A analista de opinião pública Graciela Römer disse à AE que existe uma imagem positiva do Brasil entre a maioria dos argentinos. Segundo uma pesquisa que realizada há poucos dias, 57% dos entrevistados afirmam que, levando em conta as recentes disputas entre o Brasil e a Argentina por questões políticas e comerciais "apesar de tudo, os dois países precisam um do outro e poderiam ganhar muito se cooperam e associam-se entre si". Um grupo inferior, de 34%, considerou que "o Brasil sempre tenta tirar vantagem, e por isso, a Argentina deveria brecá-lo para proteger seus interesses".

No entanto, Römer explica que o eleitorado aprecia que o presidente Kirchner "coloque alguns limites" ao sócio do Mercosul. "Briga ou consenso?

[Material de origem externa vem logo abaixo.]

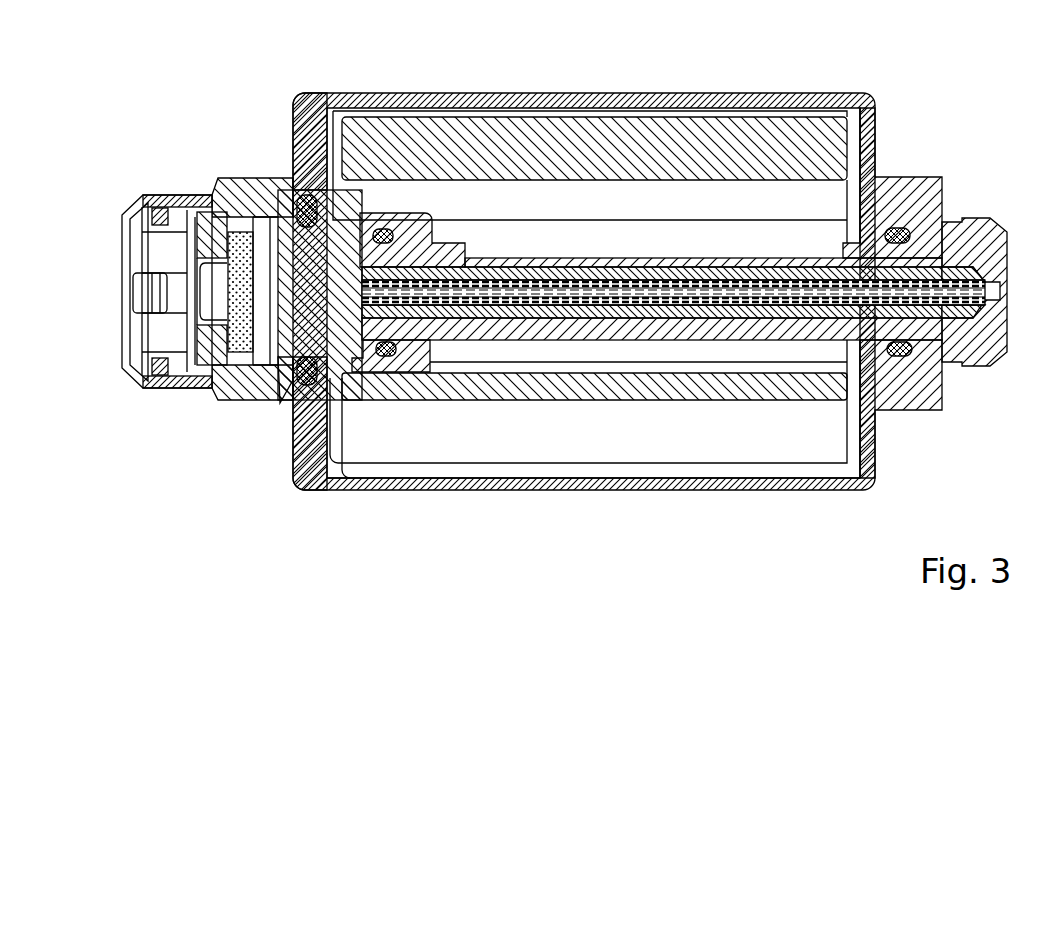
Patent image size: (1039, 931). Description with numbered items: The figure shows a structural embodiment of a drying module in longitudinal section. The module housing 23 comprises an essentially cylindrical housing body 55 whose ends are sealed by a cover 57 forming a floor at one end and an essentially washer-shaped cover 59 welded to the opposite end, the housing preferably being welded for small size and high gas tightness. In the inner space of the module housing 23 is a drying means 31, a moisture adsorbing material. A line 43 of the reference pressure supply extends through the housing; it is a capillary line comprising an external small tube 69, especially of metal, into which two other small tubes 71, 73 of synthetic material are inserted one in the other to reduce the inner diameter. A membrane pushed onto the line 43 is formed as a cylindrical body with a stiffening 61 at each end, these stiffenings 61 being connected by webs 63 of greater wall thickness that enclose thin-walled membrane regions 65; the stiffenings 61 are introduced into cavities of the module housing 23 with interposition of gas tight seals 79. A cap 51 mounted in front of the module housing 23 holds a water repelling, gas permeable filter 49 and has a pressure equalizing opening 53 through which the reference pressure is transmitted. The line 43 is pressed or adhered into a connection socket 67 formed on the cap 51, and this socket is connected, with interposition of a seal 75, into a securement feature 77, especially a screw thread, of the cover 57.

Existe um comportamento ambivalente na opinião pública. Os argentinos saem de uma crise muito profunda, e a ferida narcisista ainda não fechou. As pessoas querem que o governo se mostre firme diante dos grandes e poderosos, mas, ao mesmo tempo, não querem briga. Elas querem que Kirchner coloque limites ao ‘expansionismo’ brasileiro. Mas, ao mesmo tempo, não querem que rompa com o Brasil."

Outros presidentes também atacaram o Brasil durante as campanhas de eleições parlamentares ou presidenciais. Assim foi em 1997 e 1999 com o ex-presidente Carlos Menem. Nas eleições parlamentares de 2001 foi a vez do impopular presidente Fernando De la Rúa. Só em 2003 há uma quebra dessa "tradição", quando, nas eleições presidenciais, Kirchner precisou da bênção de Lula. O presidente brasileiro, segundo pesquisas da época, tinha mais popularidade entre os argentinos do que os próprios políticos nativos.